Por todo lo que hay detrás.
Por todo lo que hubo antes.

Y raptarte, sin que lo sepa tu madre,
justo en la cornisa
del piso 23.


jueves, 21 de enero de 2016

Feliz cumpleaños

No vas a leerme, porque me he ido de todas partes, y nadie sabe donde me escondo.

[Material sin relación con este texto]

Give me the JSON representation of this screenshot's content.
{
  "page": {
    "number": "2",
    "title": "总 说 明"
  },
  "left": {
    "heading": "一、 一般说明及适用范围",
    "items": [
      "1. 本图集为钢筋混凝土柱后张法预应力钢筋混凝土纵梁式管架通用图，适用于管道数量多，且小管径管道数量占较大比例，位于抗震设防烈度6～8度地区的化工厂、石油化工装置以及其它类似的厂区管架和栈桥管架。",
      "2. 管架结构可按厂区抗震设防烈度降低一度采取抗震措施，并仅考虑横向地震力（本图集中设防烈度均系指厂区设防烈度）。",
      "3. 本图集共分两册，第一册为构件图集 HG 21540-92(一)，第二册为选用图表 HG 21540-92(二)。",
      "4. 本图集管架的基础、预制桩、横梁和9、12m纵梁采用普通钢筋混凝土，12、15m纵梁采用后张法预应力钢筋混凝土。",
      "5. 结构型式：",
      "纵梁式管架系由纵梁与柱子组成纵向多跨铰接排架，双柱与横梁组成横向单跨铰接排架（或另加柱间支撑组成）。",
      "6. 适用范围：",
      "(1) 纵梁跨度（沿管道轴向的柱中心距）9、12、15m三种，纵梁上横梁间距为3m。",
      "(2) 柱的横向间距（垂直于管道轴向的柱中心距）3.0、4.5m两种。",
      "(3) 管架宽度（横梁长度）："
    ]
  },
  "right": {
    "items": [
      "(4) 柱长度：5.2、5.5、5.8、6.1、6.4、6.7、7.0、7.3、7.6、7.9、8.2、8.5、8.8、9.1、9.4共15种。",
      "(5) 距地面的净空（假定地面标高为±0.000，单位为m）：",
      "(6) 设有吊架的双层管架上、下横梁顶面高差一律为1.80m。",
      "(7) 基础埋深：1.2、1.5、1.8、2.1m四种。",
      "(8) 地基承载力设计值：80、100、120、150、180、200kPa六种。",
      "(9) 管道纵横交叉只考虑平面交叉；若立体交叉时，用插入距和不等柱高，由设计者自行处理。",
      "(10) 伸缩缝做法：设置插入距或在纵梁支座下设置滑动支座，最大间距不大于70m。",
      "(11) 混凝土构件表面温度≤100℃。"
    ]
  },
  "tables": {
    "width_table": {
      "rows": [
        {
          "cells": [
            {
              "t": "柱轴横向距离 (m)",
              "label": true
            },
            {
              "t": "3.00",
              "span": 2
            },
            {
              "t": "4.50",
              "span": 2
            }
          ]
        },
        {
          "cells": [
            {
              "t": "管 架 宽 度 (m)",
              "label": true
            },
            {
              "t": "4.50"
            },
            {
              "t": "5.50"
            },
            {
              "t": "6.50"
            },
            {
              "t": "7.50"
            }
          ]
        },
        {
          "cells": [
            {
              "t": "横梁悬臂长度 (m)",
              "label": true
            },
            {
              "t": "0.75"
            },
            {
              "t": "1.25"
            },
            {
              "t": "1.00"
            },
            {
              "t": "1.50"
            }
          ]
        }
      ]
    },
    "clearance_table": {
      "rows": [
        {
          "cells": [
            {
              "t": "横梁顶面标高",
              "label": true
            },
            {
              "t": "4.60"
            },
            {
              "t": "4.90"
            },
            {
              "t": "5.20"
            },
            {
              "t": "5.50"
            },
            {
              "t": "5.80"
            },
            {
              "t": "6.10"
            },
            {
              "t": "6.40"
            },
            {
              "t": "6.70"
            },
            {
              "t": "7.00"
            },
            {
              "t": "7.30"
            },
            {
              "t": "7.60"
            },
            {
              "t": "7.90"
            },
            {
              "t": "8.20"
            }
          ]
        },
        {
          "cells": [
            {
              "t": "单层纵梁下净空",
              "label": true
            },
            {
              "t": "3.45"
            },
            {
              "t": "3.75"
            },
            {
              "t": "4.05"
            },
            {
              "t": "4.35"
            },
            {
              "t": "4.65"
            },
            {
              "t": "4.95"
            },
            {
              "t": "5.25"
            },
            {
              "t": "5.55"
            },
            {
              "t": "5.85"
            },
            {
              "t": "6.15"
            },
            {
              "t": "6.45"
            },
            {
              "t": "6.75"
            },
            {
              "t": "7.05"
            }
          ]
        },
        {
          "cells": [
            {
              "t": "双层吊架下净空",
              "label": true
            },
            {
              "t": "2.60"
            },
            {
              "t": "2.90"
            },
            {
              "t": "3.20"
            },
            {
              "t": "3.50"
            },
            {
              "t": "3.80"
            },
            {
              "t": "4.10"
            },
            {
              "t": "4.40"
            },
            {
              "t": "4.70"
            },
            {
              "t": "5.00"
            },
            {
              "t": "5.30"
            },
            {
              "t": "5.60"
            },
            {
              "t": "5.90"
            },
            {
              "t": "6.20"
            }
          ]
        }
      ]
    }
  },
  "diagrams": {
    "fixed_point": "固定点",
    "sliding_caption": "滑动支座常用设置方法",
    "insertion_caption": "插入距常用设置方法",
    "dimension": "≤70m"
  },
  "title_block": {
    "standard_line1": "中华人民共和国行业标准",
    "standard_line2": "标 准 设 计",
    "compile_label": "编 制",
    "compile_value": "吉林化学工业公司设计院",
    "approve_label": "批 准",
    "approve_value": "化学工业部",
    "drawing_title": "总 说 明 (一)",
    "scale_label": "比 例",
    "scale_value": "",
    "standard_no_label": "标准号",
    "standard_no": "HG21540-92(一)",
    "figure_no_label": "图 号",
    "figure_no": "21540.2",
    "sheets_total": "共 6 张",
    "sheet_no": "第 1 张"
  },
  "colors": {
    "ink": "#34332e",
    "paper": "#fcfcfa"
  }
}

Ni tampoco es necesario. 

Pongamos que no es tu cumpleaños, 
o que lo es y no me acuerdo. 
O que lo es, y no me sale del coño felicitarte. 

Pongamos menos tierra de por medio, por favor.

Esto no tiene una puta mierda de poema. Ni quiero que lo sea. 
Ya te he escrito bastantes, ya te los has llevado todos, y era lo mejor que yo tenía (que a ti nunca te tuve, y eso lo saben hasta en Corea del Norte). 

Esto es una carta enviada, pero a un sitio donde nunca vas a poder encontrarla. Esto es un texto de mierda para que te acuerdes de que me acuerdo de que ya se te ha ido hasta la edad en la que te viví.

No sé cómo puede pasar tan deprisa el tiempo,
y yo sangrar tan despacio.
Te juro que hoy, donando sangre, me ha tocado tirarme más rato del normal. Y a ti te la suda, pero no sabes cuánto echo de menos contarte mis movidas.

Y todo esto viene a que haces 19 años, y me siento pequeña, y débil, y nunca se me pasan las ganas de que vuelvas a tus 17, a conocerme. A intentar reconocernos. Y así, las cosas quizá vayan mejor.

Solo tuve tiempo de ser el deseo que soplabas en las velas
una puta vez,
y no me cumplí porque soy subnormal.
Y ahora te echo de menos todos los días, pero he vuelto a ser feliz. No tienes ni idea de cómo de fuerte espero que lo seas tú también, que no me odies, que guardes más esperanza de que algún día podamos mirarnos a la cara que rencor por todo el daño que nos hemos hecho.

Quiero dejar aquí escrito esto, con su fecha y su hora. Con ese "me acuerdo de ti siempre". 
Quiero dejar aquí que nunca he querido a nadie como a ti. Y que lo sepan todos, aunque no tengan ni puta idea de quién cojones somos. Lo siento, cielo. Lo siento.

Te dije que me había tatuado tu forma de quererme dentro, y te reías. Pero no. Hay una parte de mí que siempre va a llevar tu nombre, y por eso nunca voy a dejar de quererte, aunque al fin me permita querer a alguien más.

Felices 19. Por favor, amor, felices.